Дети поднялись и разошлись по залу, под потолком загудело, и все электронные табло под образцами разом включились.

– Под каждым образцом вы найдете полную информацию о дате и месте процедуры генетического редактирования, фото пациента, его историю и небольшое интервью. Пользуйтесь электронным меню. В каждый монитор встроен голосовой интеллектуальный помощник. – Габи перекинула сумку через плечо и подошла к двери. – Буду ждать вас на выходе.

***

Для Тобиаса этот зал был особенным. Не раз и не два он видел все представленные здесь экспонаты. Он часто приходил сюда, когда приезжал в Нью-Йорк на лечение вместе с отцом.
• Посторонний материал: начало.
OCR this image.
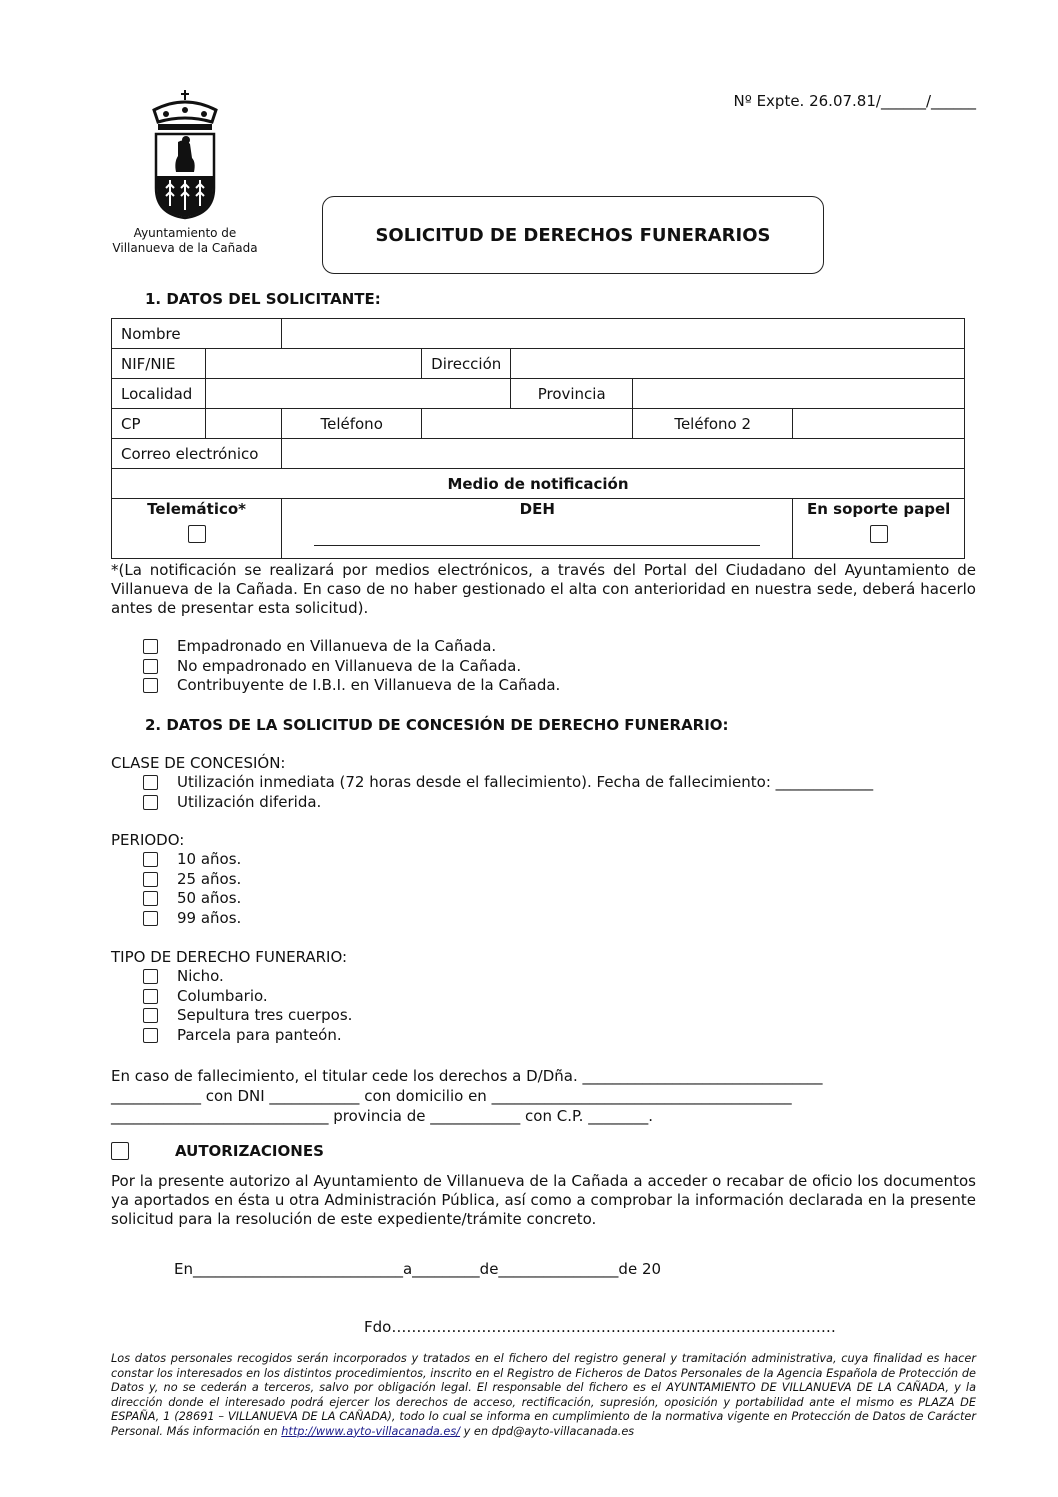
Ayuntamiento de
Villanueva de la Cañada
Nº Expte. 26.07.81/______/______
SOLICITUD DE DERECHOS FUNERARIOS
1. DATOS DEL SOLICITANTE:
Nombre						
NIF/NIE			Dirección			
Localidad				Provincia		
CP		Teléfono			Teléfono 2	
Correo electrónico						
Medio de notificación						

Telemático*		DEH				En soporte papel
*(La notificación se realizará por medios electrónicos, a través del Portal del Ciudadano del Ayuntamiento de Villanueva de la Cañada. En caso de no haber gestionado el alta con anterioridad en nuestra sede, deberá hacerlo antes de presentar esta solicitud).
Empadronado en Villanueva de la Cañada.
No empadronado en Villanueva de la Cañada.
Contribuyente de I.B.I. en Villanueva de la Cañada.
2. DATOS DE LA SOLICITUD DE CONCESIÓN DE DERECHO FUNERARIO:
CLASE DE CONCESIÓN:
Utilización inmediata (72 horas desde el fallecimiento). Fecha de fallecimiento: _____________
Utilización diferida.
PERIODO:
10 años.
25 años.
50 años.
99 años.
TIPO DE DERECHO FUNERARIO:
Nicho.
Columbario.
Sepultura tres cuerpos.
Parcela para panteón.
En caso de fallecimiento, el titular cede los derechos a D/Dña. ________________________________
____________ con DNI ____________ con domicilio en ________________________________________
_____________________________ provincia de ____________ con C.P. ________.
AUTORIZACIONES
Por la presente autorizo al Ayuntamiento de Villanueva de la Cañada a acceder o recabar de oficio los documentos ya aportados en ésta u otra Administración Pública, así como a comprobar la información declarada en la presente solicitud para la resolución de este expediente/trámite concreto.
En____________________________a_________de________________de 20
Fdo……………………..………………………………………………………
Los datos personales recogidos serán incorporados y tratados en el fichero del registro general y tramitación administrativa, cuya finalidad es hacer constar los interesados en los distintos procedimientos, inscrito en el Registro de Ficheros de Datos Personales de la Agencia Española de Protección de Datos y, no se cederán a terceros, salvo por obligación legal. El responsable del fichero es el AYUNTAMIENTO DE VILLANUEVA DE LA CAÑADA, y la dirección donde el interesado podrá ejercer los derechos de acceso, rectificación, supresión, oposición y portabilidad ante el mismo es PLAZA DE ESPAÑA, 1 (28691 – VILLANUEVA DE LA CAÑADA), todo lo cual se informa en cumplimiento de la normativa vigente en Protección de Datos de Carácter Personal. Más información en http://www.ayto-villacanada.es/ y en dpd@ayto-villacanada.es
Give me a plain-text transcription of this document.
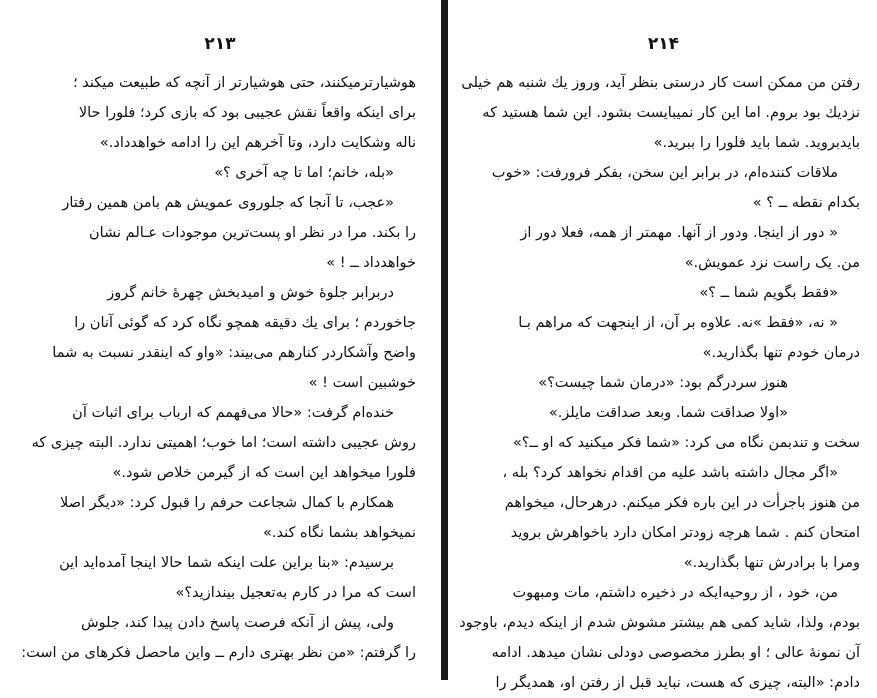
۲۱۳
هوشیارترمیکنند، حتی هوشیارتر از آنچه که طبیعت میکند ؛
برای اینکه واقعاً نقش عجیبی بود که بازی کرد؛ فلورا حالا
ناله وشکایت دارد، وتا آخرهم این را ادامه خواهدداد.»
«بله، خانم؛ اما تا چه آخری ؟»
«عجب، تا آنجا که جلوروی عمویش هم بامن همین رفتار
را بکند. مرا در نظر او پست‌ترین موجودات عـالم نشان
خواهدداد ــ ! »
دربرابر جلوهٔ خوش و امیدبخش چهرهٔ خانم گروز
جاخوردم ؛ برای یك دقیقه همچو نگاه کرد که گوئی آنان را
واضح وآشکاردر کنارهم می‌بیند: «واو که اینقدر نسبت به شما
خوشبین است ! »
خنده‌ام گرفت: «حالا می‌فهمم که ارباب برای اثبات آن
روش عجیبی داشته است؛ اما خوب؛ اهمیتی ندارد. البته چیزی که
فلورا میخواهد این است که از گیرمن خلاص شود.»
همکارم با کمال شجاعت حرفم را قبول کرد: «دیگر اصلا
نمیخواهد بشما نگاه کند.»
برسیدم: «بنا براین علت اینکه شما حالا اینجا آمده‌اید این
است که مرا در کارم به‌تعجیل بیندازید؟»
ولی، پیش از آنکه فرصت پاسخ دادن پیدا کند، جلوش
را گرفتم: «من نظر بهتری دارم ــ واین ماحصل فکرهای من است:
۲۱۴
رفتن من ممکن است کار درستی بنظر آید، وروز یك شنبه هم خیلی
نزدیك بود بروم. اما این کار نمیبایست بشود. این شما هستید که
بایدبروید. شما باید فلورا را ببرید.»
ملاقات کننده‌ام، در برابر این سخن، بفکر فرورفت: «خوب
بکدام نقطه ــ ؟ »
« دور از اینجا. ودور از آنها. مهمتر از همه، فعلا دور از
من. یک راست نزد عمویش.»
«فقط بگویم شما ــ ؟»
« نه، «فقط »نه. علاوه بر آن، از اینجهت که مراهم بـا
درمان خودم تنها بگذارید.»
هنوز سردرگم بود: «درمان شما چیست؟»
«اولا صداقت شما. وبعد صداقت مایلز.»
سخت و تندبمن نگاه می کرد: «شما فکر میکنید که او ــ؟»
«اگر مجال داشته باشد علیه من اقدام نخواهد کرد؟ بله ،
من هنوز باجرأت در این باره فکر میکنم. درهرحال، میخواهم
امتحان کنم . شما هرچه زودتر امکان دارد باخواهرش بروید
ومرا با برادرش تنها بگذارید.»
من، خود ، از روحیه‌ایکه در ذخیره داشتم، مات ومبهوت
بودم، ولذا، شاید کمی هم بیشتر مشوش شدم از اینکه دیدم، باوجود
آن نمونهٔ عالی ؛ او بطرز مخصوصی دودلی نشان میدهد. ادامه
دادم: «البته، چیزی که هست، نباید قبل از رفتن او، همدیگر را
Они садились на скамью посередине зала, Тобиас закрывал глаза, глубоко вдыхал и медленно выдыхал воздух, успокаивая пустившееся вскачь сердце. Оно то неслось галопом, то тормозило, точно болид с проколотой шиной на трассе, но для Тобиаса это была победа, шанс прийти сюда еще раз, в зал, посвященный проекту Cas9. Рука Тобиаса немела, он не чувствовал пальцев. Отец с нажимом растирал его кисть, пока чувствительность не возвращалась вместе с легким покалыванием. Вставали они неспешно, молча, и подходили к единственно важному для них образцу.
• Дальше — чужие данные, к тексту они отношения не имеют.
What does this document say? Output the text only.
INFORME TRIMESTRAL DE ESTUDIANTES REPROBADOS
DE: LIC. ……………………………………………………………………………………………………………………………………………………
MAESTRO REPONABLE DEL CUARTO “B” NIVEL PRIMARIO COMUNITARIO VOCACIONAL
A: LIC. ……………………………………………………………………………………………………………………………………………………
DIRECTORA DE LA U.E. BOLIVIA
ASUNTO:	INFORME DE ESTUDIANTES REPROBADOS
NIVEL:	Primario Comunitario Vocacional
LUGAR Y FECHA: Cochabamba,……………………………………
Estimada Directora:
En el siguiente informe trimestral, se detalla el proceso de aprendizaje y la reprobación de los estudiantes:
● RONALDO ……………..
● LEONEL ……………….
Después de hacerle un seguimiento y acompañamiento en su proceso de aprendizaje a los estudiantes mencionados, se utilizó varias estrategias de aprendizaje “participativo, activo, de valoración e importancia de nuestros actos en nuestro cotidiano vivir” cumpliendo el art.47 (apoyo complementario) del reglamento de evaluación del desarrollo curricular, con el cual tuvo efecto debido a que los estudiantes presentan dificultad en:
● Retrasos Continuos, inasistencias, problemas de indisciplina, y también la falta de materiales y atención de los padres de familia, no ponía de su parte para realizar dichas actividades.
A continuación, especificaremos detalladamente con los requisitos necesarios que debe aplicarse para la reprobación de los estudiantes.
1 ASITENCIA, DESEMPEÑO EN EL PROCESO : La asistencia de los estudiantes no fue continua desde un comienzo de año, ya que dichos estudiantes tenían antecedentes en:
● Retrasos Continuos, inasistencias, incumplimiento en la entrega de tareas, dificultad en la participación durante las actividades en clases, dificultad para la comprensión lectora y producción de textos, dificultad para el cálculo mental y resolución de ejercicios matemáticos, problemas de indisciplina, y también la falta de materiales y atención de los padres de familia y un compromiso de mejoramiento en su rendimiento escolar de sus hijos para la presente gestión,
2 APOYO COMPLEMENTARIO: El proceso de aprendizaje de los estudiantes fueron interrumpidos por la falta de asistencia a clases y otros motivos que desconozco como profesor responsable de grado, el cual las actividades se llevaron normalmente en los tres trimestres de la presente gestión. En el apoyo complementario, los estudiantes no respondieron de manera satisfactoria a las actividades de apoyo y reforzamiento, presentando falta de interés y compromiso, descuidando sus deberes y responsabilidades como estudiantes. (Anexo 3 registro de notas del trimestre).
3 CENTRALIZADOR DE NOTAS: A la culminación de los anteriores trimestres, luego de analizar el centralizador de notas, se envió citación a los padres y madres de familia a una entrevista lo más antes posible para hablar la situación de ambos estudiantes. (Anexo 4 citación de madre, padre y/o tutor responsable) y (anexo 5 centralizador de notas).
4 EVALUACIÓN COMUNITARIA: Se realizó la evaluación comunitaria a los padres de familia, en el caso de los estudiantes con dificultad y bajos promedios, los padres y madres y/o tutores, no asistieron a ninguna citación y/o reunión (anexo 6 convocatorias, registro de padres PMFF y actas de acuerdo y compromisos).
И теперь Тобиас стоял у того же стенда. Правда, подготовка к лечению уже началась и он чувствовал себя значительно лучше. Многие препараты, которых он не мог себе позволить дома, были доступны в Институте Карпентера. Доктор Робертс сделал все возможное, чтобы с первых дней Тобиас получал эффективную временную помощь.
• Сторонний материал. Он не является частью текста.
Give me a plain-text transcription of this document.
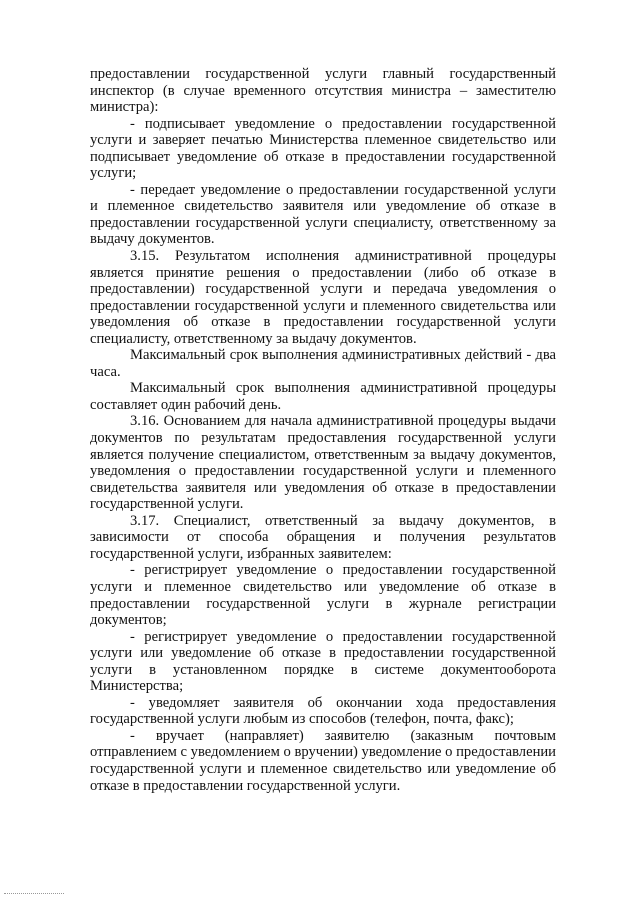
предоставлении государственной услуги главный государственный инспектор (в случае временного отсутствия министра – заместителю министра):

- подписывает уведомление о предоставлении государственной услуги и заверяет печатью Министерства племенное свидетельство или подписывает уведомление об отказе в предоставлении государственной услуги;

- передает уведомление о предоставлении государственной услуги и племенное свидетельство заявителя или уведомление об отказе в предоставлении государственной услуги специалисту, ответственному за выдачу документов.

3.15. Результатом исполнения административной процедуры является принятие решения о предоставлении (либо об отказе в предоставлении) государственной услуги и передача уведомления о предоставлении государственной услуги и племенного свидетельства или уведомления об отказе в предоставлении государственной услуги специалисту, ответственному за выдачу документов.

Максимальный срок выполнения административных действий - два часа.

Максимальный срок выполнения административной процедуры составляет один рабочий день.

3.16. Основанием для начала административной процедуры выдачи документов по результатам предоставления государственной услуги является получение специалистом, ответственным за выдачу документов, уведомления о предоставлении государственной услуги и племенного свидетельства заявителя или уведомления об отказе в предоставлении государственной услуги.

3.17. Специалист, ответственный за выдачу документов, в зависимости от способа обращения и получения результатов государственной услуги, избранных заявителем:

- регистрирует уведомление о предоставлении государственной услуги и племенное свидетельство или уведомление об отказе в предоставлении государственной услуги в журнале регистрации документов;

- регистрирует уведомление о предоставлении государственной услуги или уведомление об отказе в предоставлении государственной услуги в установленном порядке в системе документооборота Министерства;

- уведомляет заявителя об окончании хода предоставления государственной услуги любым из способов (телефон, почта, факс);

- вручает (направляет) заявителю (заказным почтовым отправлением с уведомлением о вручении) уведомление о предоставлении государственной услуги и племенное свидетельство или уведомление об отказе в предоставлении государственной услуги.
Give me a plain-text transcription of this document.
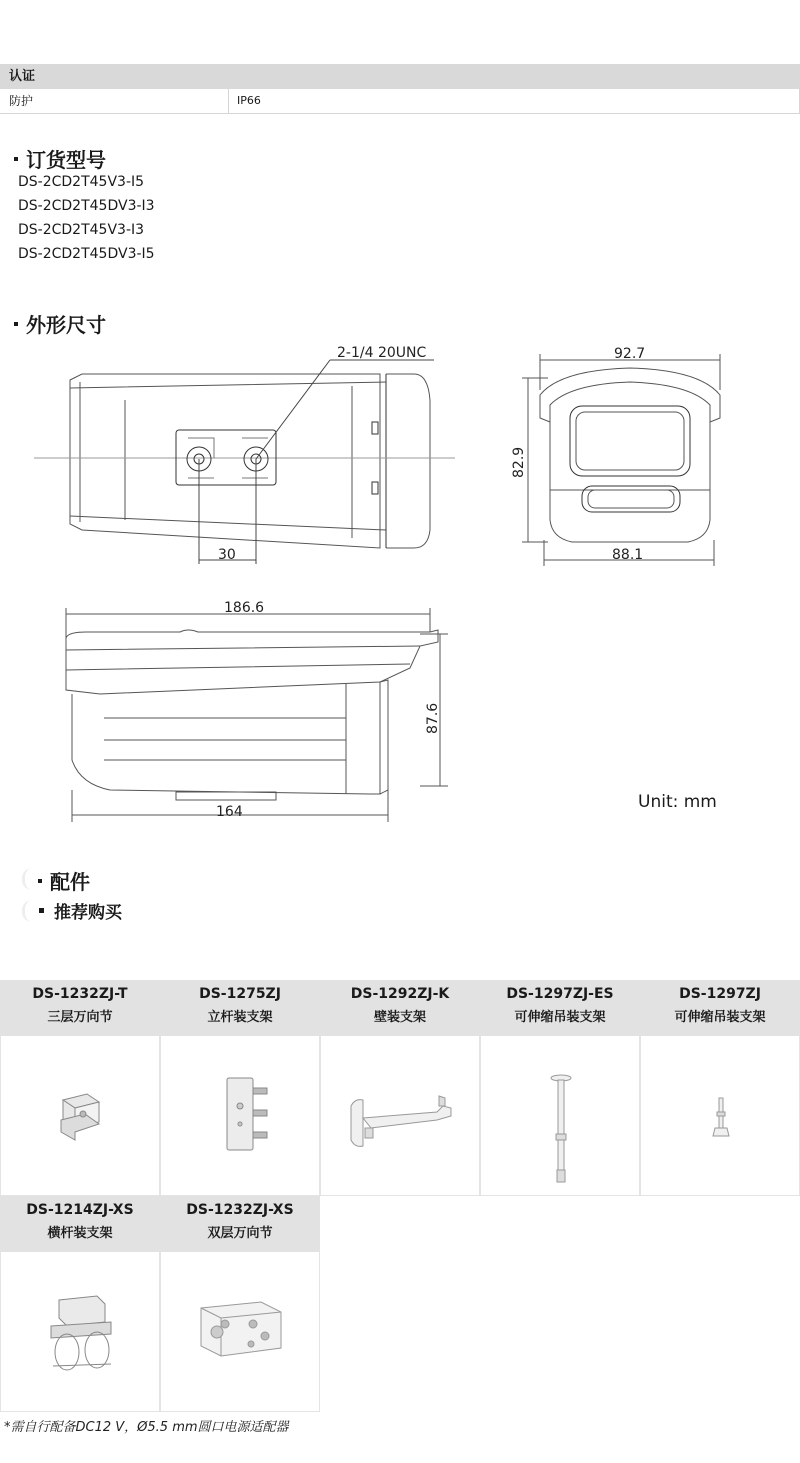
认证
防护	IP66
订货型号
DS-2CD2T45V3-I5
DS-2CD2T45DV3-I3
DS-2CD2T45V3-I3
DS-2CD2T45DV3-I5
外形尺寸
2-1/4 20UNC
30
92.7
88.1
82.9
186.6
164
87.6
Unit: mm
配件
推荐购买
DS-1232ZJ-T
三层万向节
DS-1275ZJ
立杆装支架
DS-1292ZJ-K
壁装支架
DS-1297ZJ-ES
可伸缩吊装支架
DS-1297ZJ
可伸缩吊装支架
DS-1214ZJ-XS
横杆装支架
DS-1232ZJ-XS
双层万向节
*需自行配备DC12 V，Ø5.5 mm圆口电源适配器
– Оно правда настоящее? – спросила его Эмма, вглядываясь в бордовое, пульсирующее, обвитое пластиковыми трубками сердце.

– Настоящее, живое, напечатанное, – сказал Тобиас. Он прижался носом к стеклу, дохнул на него и вывел пальцем сердечко. – Слышишь равномерный стук? Тук-тук, тук-тук. Так стучат колеса поезда. А ты сидишь с закрытыми глазами, и стук проходит через тебя насквозь. Никто, кроме моих родителей, не верил, что я проживу так долго. Отец нашел доктора Робертса в соцсетях в группе их выпуска и договорился устроить меня в программу.

– Моей матери это стоило внушительной суммы, – усмехнулась Эмма. – Видел бы ты ее лицо, когда она подтверждала перевод на счет Института со своего банковского депозита. Но она все равно была рада сплавить меня на остров. Теперь она всем рассказывает, что устроила меня в экспериментальную программу, чтобы я быстрее вернулась к нормальной жизни. По ее словам, цель оправдывает риски. На самом деле она просто хотела побыстрее подогнать меня под свои «нормальные мерки» и на риски плевать хотела. Слава Богу, все обошлось.

Тобиас посмотрел на нее и ободряюще кивнул. Он чувствовал: только что Эмма выдала ему нечто важное, затаенную обиду, долго лелеемую в душе, но, судя по ее лицу, продолжать ей не хотелось. И Тобиас снова заговорил о себе.